- Sodder Location within Karelia Sodder Location within Russia
- Coordinates: 61°48′18″N 32°51′05″E﻿ / ﻿61.8049550°N 32.8513830°E
- Country: Russia
- Region: Republic of Karelia
- District: Pryazhinsky District
- Municipality: Essoyla

Population (2013-1-1)
- • Total: 188
- Time zone: UTC+03:00
- Postal code: 186139

= Sodder, Republic of Karelia =

Sodder (Соддер) is a settlement in the Essoyla rural settlement (сельское поселение) of Pryazhinsky District, Republic of Karelia, Russia. The population in 2013 was 188. The distance to Pryazha is 78 km.

== Geography ==
Sodder is located on the Shuya river, near the western shore of lake Shotozero.

== History ==
Sodder was established in May 1949. It is named after the ducks living in the area, likely through the Livvi word sotku referring to various species of duck.
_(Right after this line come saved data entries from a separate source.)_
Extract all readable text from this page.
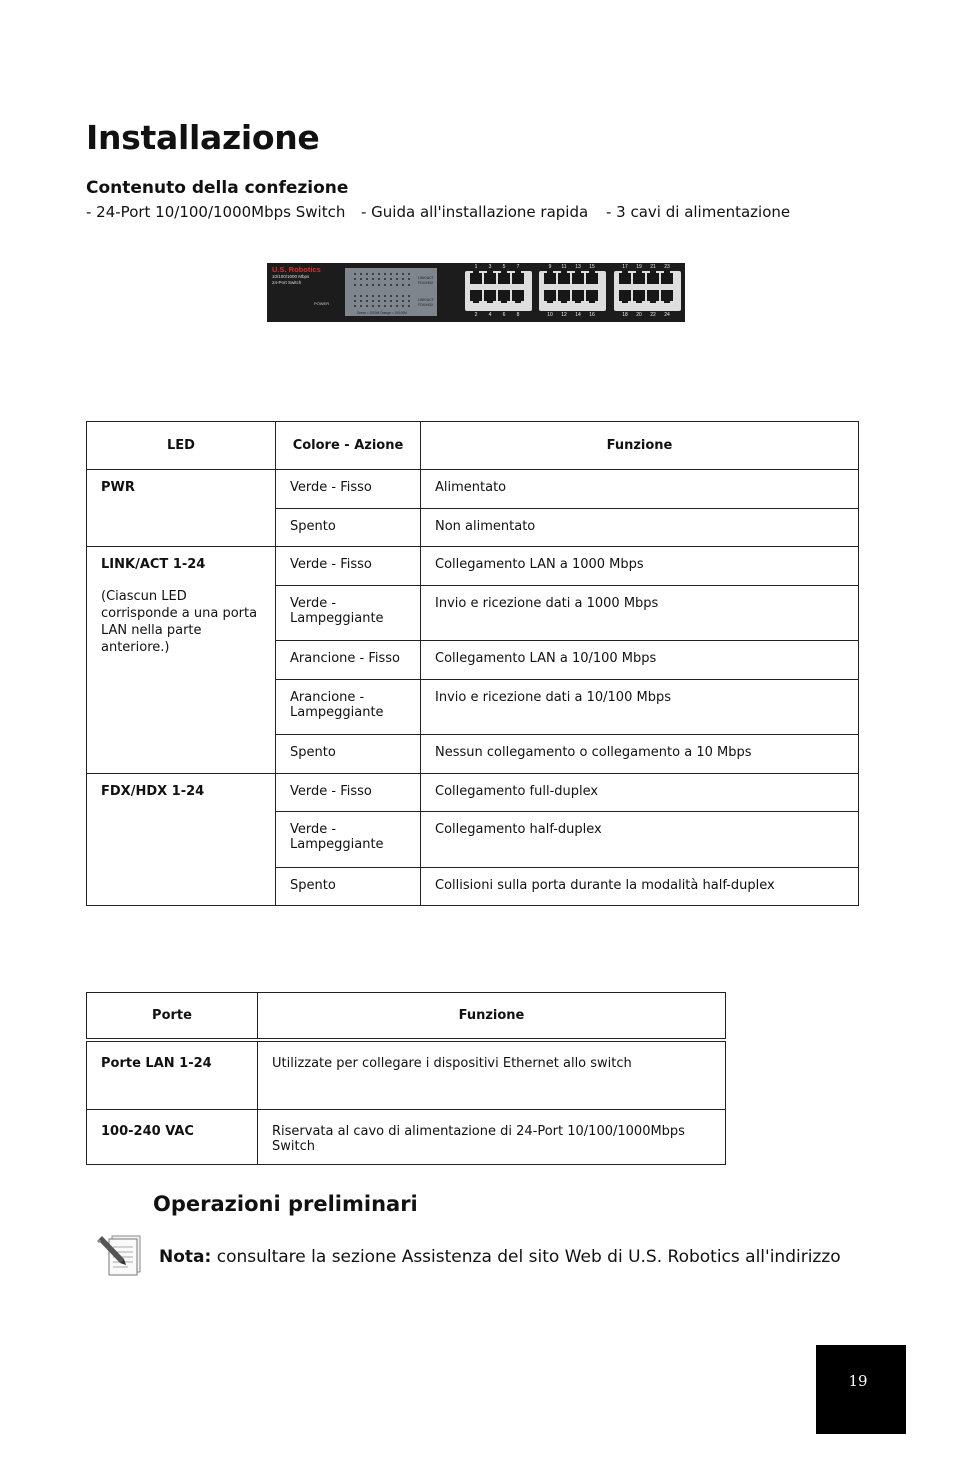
Installazione
Contenuto della confezione
- 24-Port 10/100/1000Mbps Switch - Guida all'installazione rapida - 3 cavi di alimentazione
U.S. Robotics
10/100/1000 Mbps
24-Port Switch
POWER
LINK/ACT
FDX/HDX
LINK/ACT
FDX/HDX
Green = 1000M Orange = 10/100M
1
2
3
4
5
6
7
8
9
10
11
12
13
14
15
16
17
18
19
20
21
22
23
24
LED	Colore - Azione	Funzione
PWR	Verde - Fisso	Alimentato
	Spento	Non alimentato

LINK/ACT 1-24
(Ciascun LED corrisponde a una porta LAN nella parte anteriore.)	Verde - Fisso	Collegamento LAN a 1000 Mbps
	Verde - Lampeggiante	Invio e ricezione dati a 1000 Mbps
	Arancione - Fisso	Collegamento LAN a 10/100 Mbps
	Arancione - Lampeggiante	Invio e ricezione dati a 10/100 Mbps
	Spento	Nessun collegamento o collegamento a 10 Mbps
FDX/HDX 1-24	Verde - Fisso	Collegamento full-duplex
	Verde - Lampeggiante	Collegamento half-duplex
	Spento	Collisioni sulla porta durante la modalità half-duplex
Porte	Funzione
Porte LAN 1-24	Utilizzate per collegare i dispositivi Ethernet allo switch
100-240 VAC	Riservata al cavo di alimentazione di 24-Port 10/100/1000Mbps Switch
Operazioni preliminari
Nota: consultare la sezione Assistenza del sito Web di U.S. Robotics all'indirizzo
19
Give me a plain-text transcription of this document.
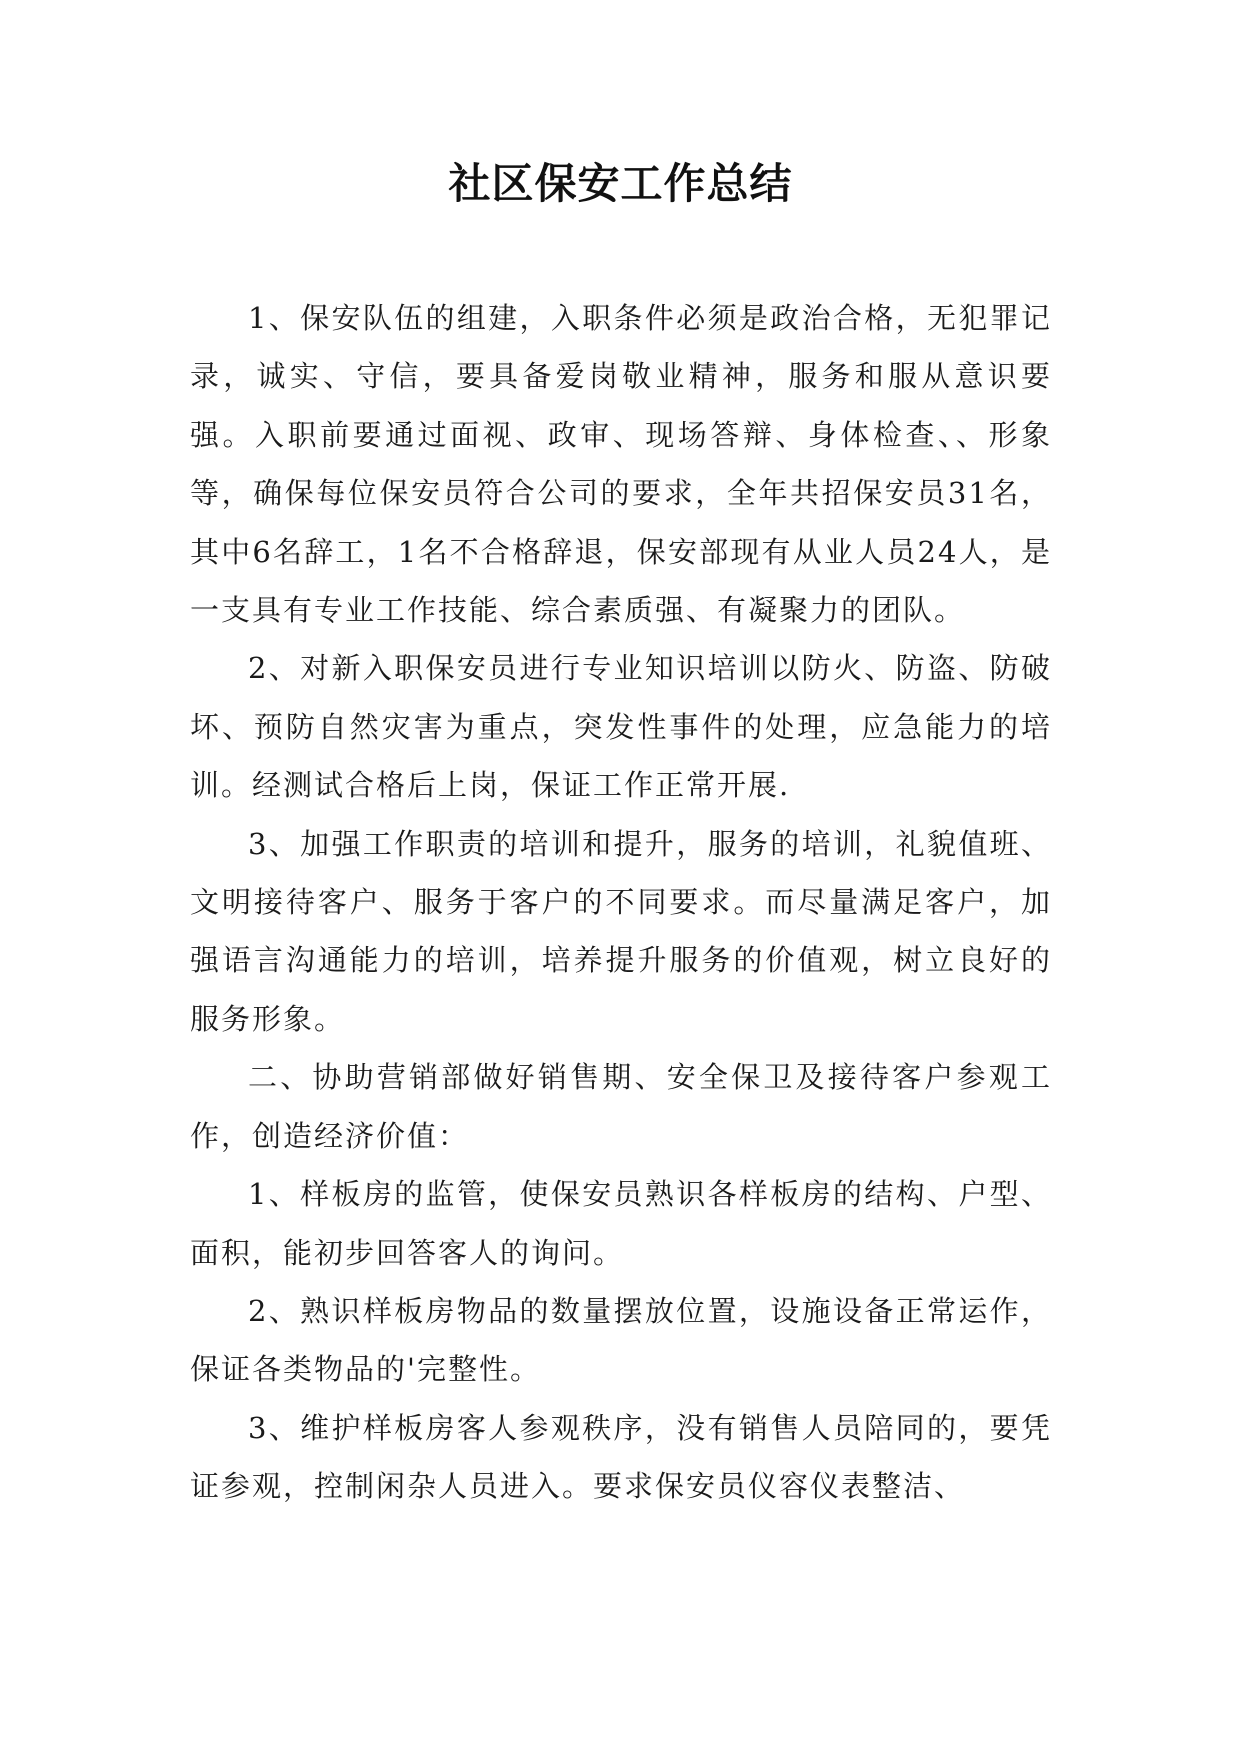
社区保安工作总结

1、保安队伍的组建，入职条件必须是政治合格，无犯罪记录，诚实、守信，要具备爱岗敬业精神，服务和服从意识要强。入职前要通过面视、政审、现场答辩、身体检查、、形象等，确保每位保安员符合公司的要求，全年共招保安员31名，其中6名辞工，1名不合格辞退，保安部现有从业人员24人，是一支具有专业工作技能、综合素质强、有凝聚力的团队。

2、对新入职保安员进行专业知识培训以防火、防盗、防破坏、预防自然灾害为重点，突发性事件的处理，应急能力的培训。经测试合格后上岗，保证工作正常开展.

3、加强工作职责的培训和提升，服务的培训，礼貌值班、文明接待客户、服务于客户的不同要求。而尽量满足客户，加强语言沟通能力的培训，培养提升服务的价值观，树立良好的服务形象。

二、协助营销部做好销售期、安全保卫及接待客户参观工作，创造经济价值：

1、样板房的监管，使保安员熟识各样板房的结构、户型、面积，能初步回答客人的询问。

2、熟识样板房物品的数量摆放位置，设施设备正常运作，保证各类物品的'完整性。

3、维护样板房客人参观秩序，没有销售人员陪同的，要凭证参观，控制闲杂人员进入。要求保安员仪容仪表整洁、
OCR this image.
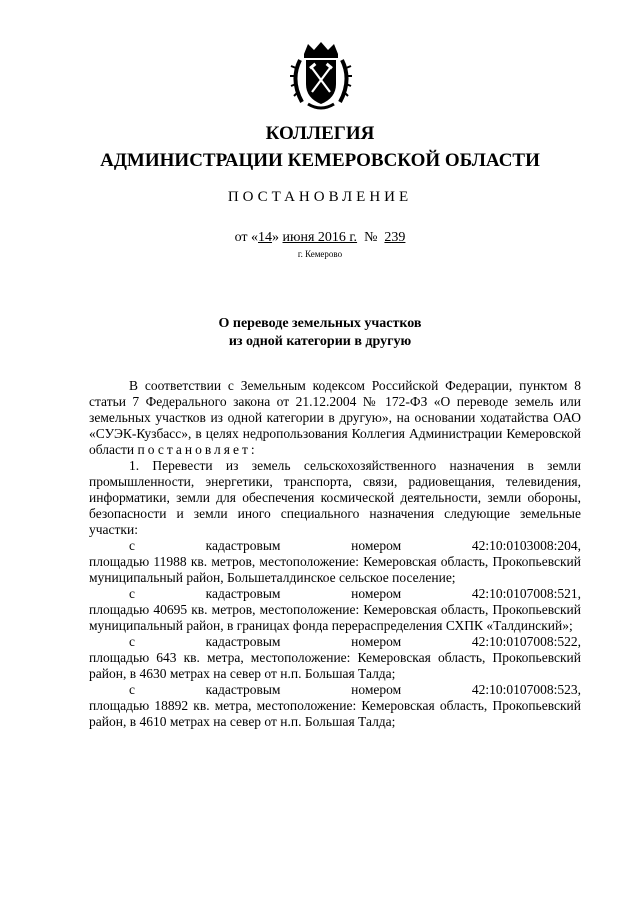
КОЛЛЕГИЯ
АДМИНИСТРАЦИИ КЕМЕРОВСКОЙ ОБЛАСТИ
ПОСТАНОВЛЕНИЕ
от «14» июня 2016 г.  №  239
г. Кемерово
О переводе земельных участков
из одной категории в другую

В соответствии с Земельным кодексом Российской Федерации, пунктом 8 статьи 7 Федерального закона от 21.12.2004 № 172-ФЗ «О переводе земель или земельных участков из одной категории в другую», на основании ходатайства ОАО «СУЭК-Кузбасс», в целях недропользования Коллегия Администрации Кемеровской области постановляет:

1. Перевести из земель сельскохозяйственного назначения в земли промышленности, энергетики, транспорта, связи, радиовещания, телевидения, информатики, земли для обеспечения космической деятельности, земли обороны, безопасности и земли иного специального назначения следующие земельные участки:

с кадастровым номером 42:10:0103008:204,

площадью 11988 кв. метров, местоположение: Кемеровская область, Прокопьевский муниципальный район, Большеталдинское сельское поселение;

с кадастровым номером 42:10:0107008:521,

площадью 40695 кв. метров, местоположение: Кемеровская область, Прокопьевский муниципальный район, в границах фонда перераспределения СХПК «Талдинский»;

с кадастровым номером 42:10:0107008:522,

площадью 643 кв. метра, местоположение: Кемеровская область, Прокопьевский район, в 4630 метрах на север от н.п. Большая Талда;

с кадастровым номером 42:10:0107008:523,

площадью 18892 кв. метра, местоположение: Кемеровская область, Прокопьевский район, в 4610 метрах на север от н.п. Большая Талда;
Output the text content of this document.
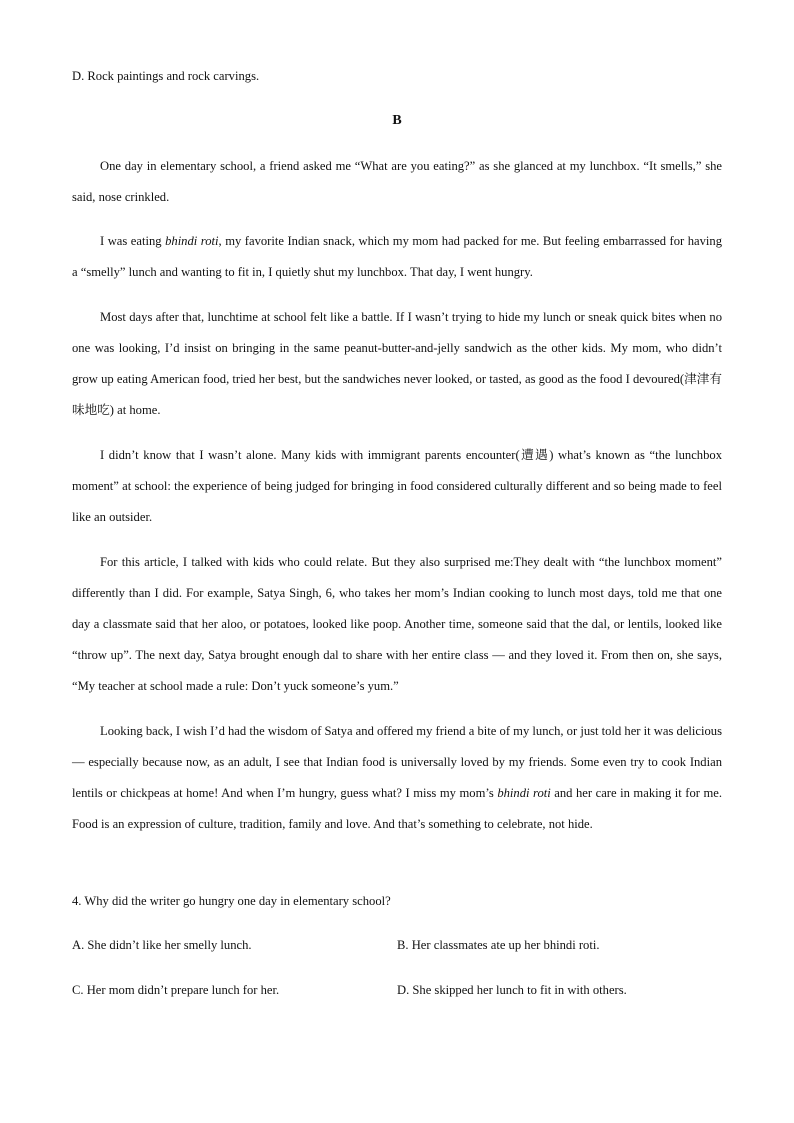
D. Rock paintings and rock carvings.

B

One day in elementary school, a friend asked me “What are you eating?” as she glanced at my lunchbox. “It smells,” she said, nose crinkled.

I was eating bhindi roti, my favorite Indian snack, which my mom had packed for me. But feeling embarrassed for having a “smelly” lunch and wanting to fit in, I quietly shut my lunchbox. That day, I went hungry.

Most days after that, lunchtime at school felt like a battle. If I wasn’t trying to hide my lunch or sneak quick bites when no one was looking, I’d insist on bringing in the same peanut-butter-and-jelly sandwich as the other kids. My mom, who didn’t grow up eating American food, tried her best, but the sandwiches never looked, or tasted, as good as the food I devoured(津津有味地吃) at home.

I didn’t know that I wasn’t alone. Many kids with immigrant parents encounter(遭遇) what’s known as “the lunchbox moment” at school: the experience of being judged for bringing in food considered culturally different and so being made to feel like an outsider.

For this article, I talked with kids who could relate. But they also surprised me:They dealt with “the lunchbox moment” differently than I did. For example, Satya Singh, 6, who takes her mom’s Indian cooking to lunch most days, told me that one day a classmate said that her aloo, or potatoes, looked like poop. Another time, someone said that the dal, or lentils, looked like “throw up”. The next day, Satya brought enough dal to share with her entire class — and they loved it. From then on, she says, “My teacher at school made a rule: Don’t yuck someone’s yum.”

Looking back, I wish I’d had the wisdom of Satya and offered my friend a bite of my lunch, or just told her it was delicious — especially because now, as an adult, I see that Indian food is universally loved by my friends. Some even try to cook Indian lentils or chickpeas at home! And when I’m hungry, guess what? I miss my mom’s bhindi roti and her care in making it for me. Food is an expression of culture, tradition, family and love. And that’s something to celebrate, not hide.

4. Why did the writer go hungry one day in elementary school?

A. She didn’t like her smelly lunch.	B. Her classmates ate up her bhindi roti.

C. Her mom didn’t prepare lunch for her.	D. She skipped her lunch to fit in with others.
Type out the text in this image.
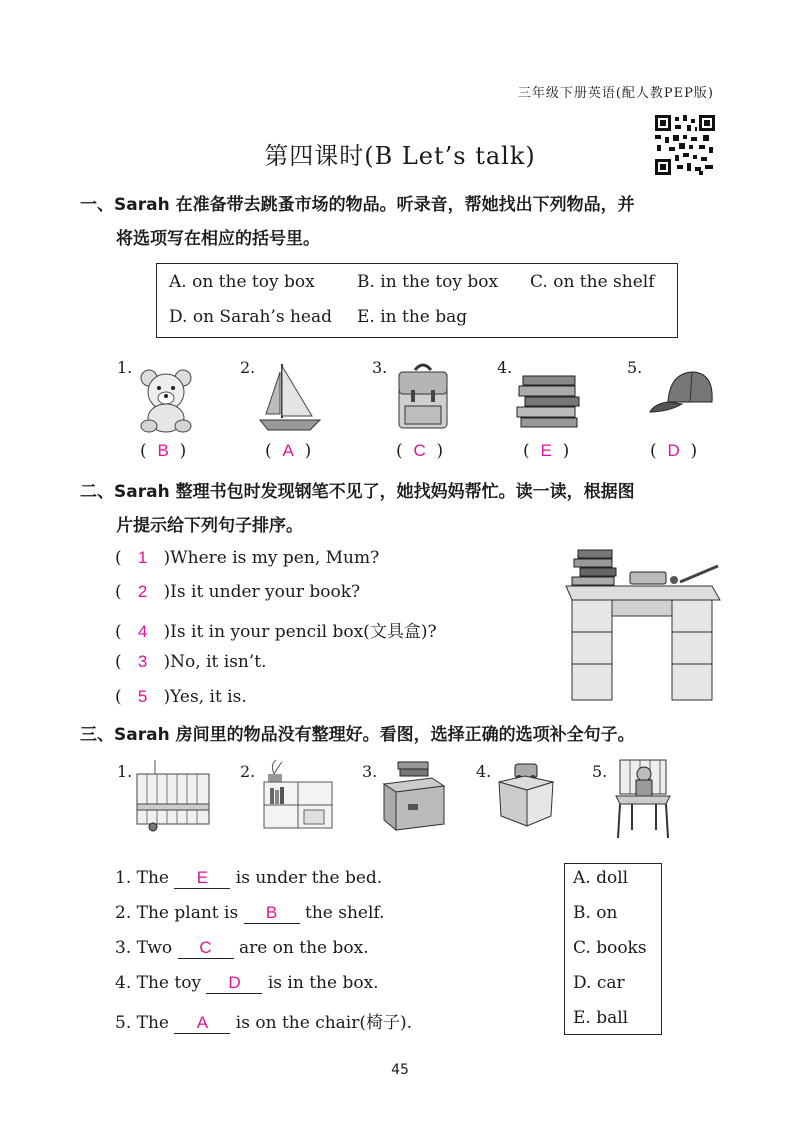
三年级下册英语(配人教PEP版)
第四课时(B Let’s talk)
一、Sarah 在准备带去跳蚤市场的物品。听录音，帮她找出下列物品，并
将选项写在相应的括号里。
A. on the toy box B. in the toy box C. on the shelf
D. on Sarah’s head E. in the bag
1.	2.	3.	4.	5.
(  B  )	(  A  )	(  C  )	(  E  )	(  D  )
二、Sarah 整理书包时发现钢笔不见了，她找妈妈帮忙。读一读，根据图
片提示给下列句子排序。
(   1 )Where is my pen, Mum?
(   2 )Is it under your book?
(   4 )Is it in your pencil box(文具盒)?
(   3 )No, it isn’t.
(   5 )Yes, it is.
三、Sarah 房间里的物品没有整理好。看图，选择正确的选项补全句子。
1.	2.	3.	4.	5.
1. The E is under the bed.
2. The plant is B the shelf.
3. Two C are on the box.
4. The toy D is in the box.
5. The A is on the chair(椅子).
A. doll
B. on
C. books
D. car
E. ball
45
It was the center of a rural administration including Kamennavolok, Novye Peski and Ulyalega until the 20th of January 2003.

== Economy ==
Sodder's economy is based on forestry.

== Sights ==
There is a grave for Soviet pilots who died during the Second World War.

A "village day" has been celebrated on the 19th of August.